After selecting an artist from above, rerun the cell below to see their available songs. Hopefully I can get these widgets linked together soon. Linking at the moment was crashing jupyter.

In [5]:
def view_song(x=''):
    if x=='': return 
    else: return decode_df[(decode_df.song_title==x)]
    
song_sel = widgets.Select(options=decode_df[(decode_df.artist_name==artist_sel.value)]['song_title'].to_list())
song_sel.layout.height='300px'
interactive(view_song, x=song_sel)

interactive(children=(Select(description='x', layout=Layout(height='300px'), options=('365', 'Addicted', 'All …

Tweak the parameters! (Don't forget that the doc2vec model you choose also impacts what songs are returned)

- feature_importance is the weight we put on similarities found from our extracted features (syllables per second, sentiment,etc).

- doc_importance is the weight we put on the similarities found from our doc2vec model.

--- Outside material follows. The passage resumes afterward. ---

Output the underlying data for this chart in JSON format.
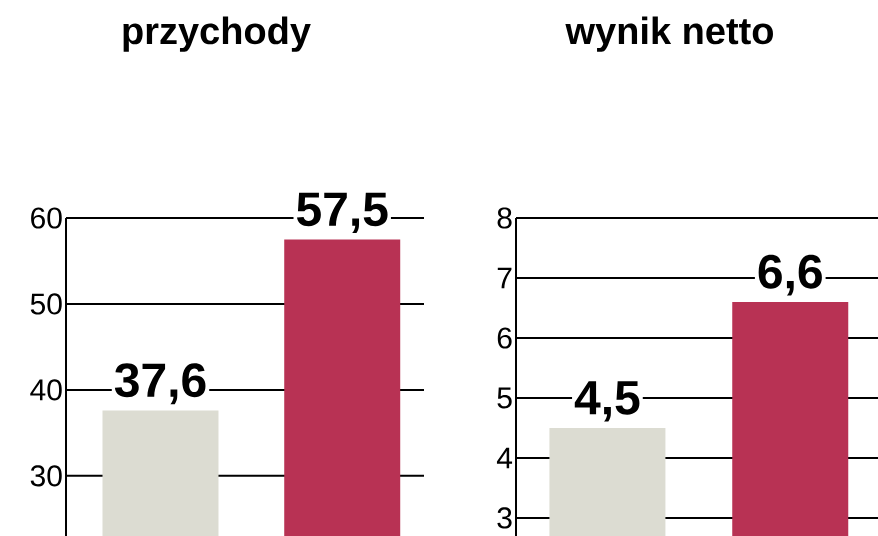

- std_drop drops songs with features that are >3 stds from our mean, mostly used to exclude non-songs

- time_exclusion will drop songs if they don't have a recorded duration. This is also helpful in dropping non-songs. If time_exclusion = False, time based features are removed from similarity scoring. If the initial song has no duration, this defaults to False

- songs_returned: number of songs to be recommended

In [6]:

feature_importance=0.5
doc_importance = 0.5
std_drop=3
time_exclusion=True
songs_returned = 5

song_id = decode_df[(decode_df.artist_name==artist_sel.value)&(decode_df.song_title==song_sel.value)]['song_id'].values[0]
feature_df = clean_features(feature_df,std_drop=std_drop)
similarities1 = feature_similarity(song_id,feature_df,time_exclusion=time_exclusion, std_drop=std_drop)
similarities2 = similarity_df(similarities1,model,song_id,feature_importance=feature_importance,doc_importance=doc_importance)
recommend(similarities2,decode_dict,song_id,n=songs_returned)

Recommendations for Candy Paint by DJ Khaled

Try out 'Keep On Pushin' by King Chip
Try out 'Ridin’ Slow' by Bun B
Try out 'Cadillac & Benz' by Chamillionaire
Try out 'Recognize A Playa' by Slim Thug
Try out '30 Inches' by Juicy J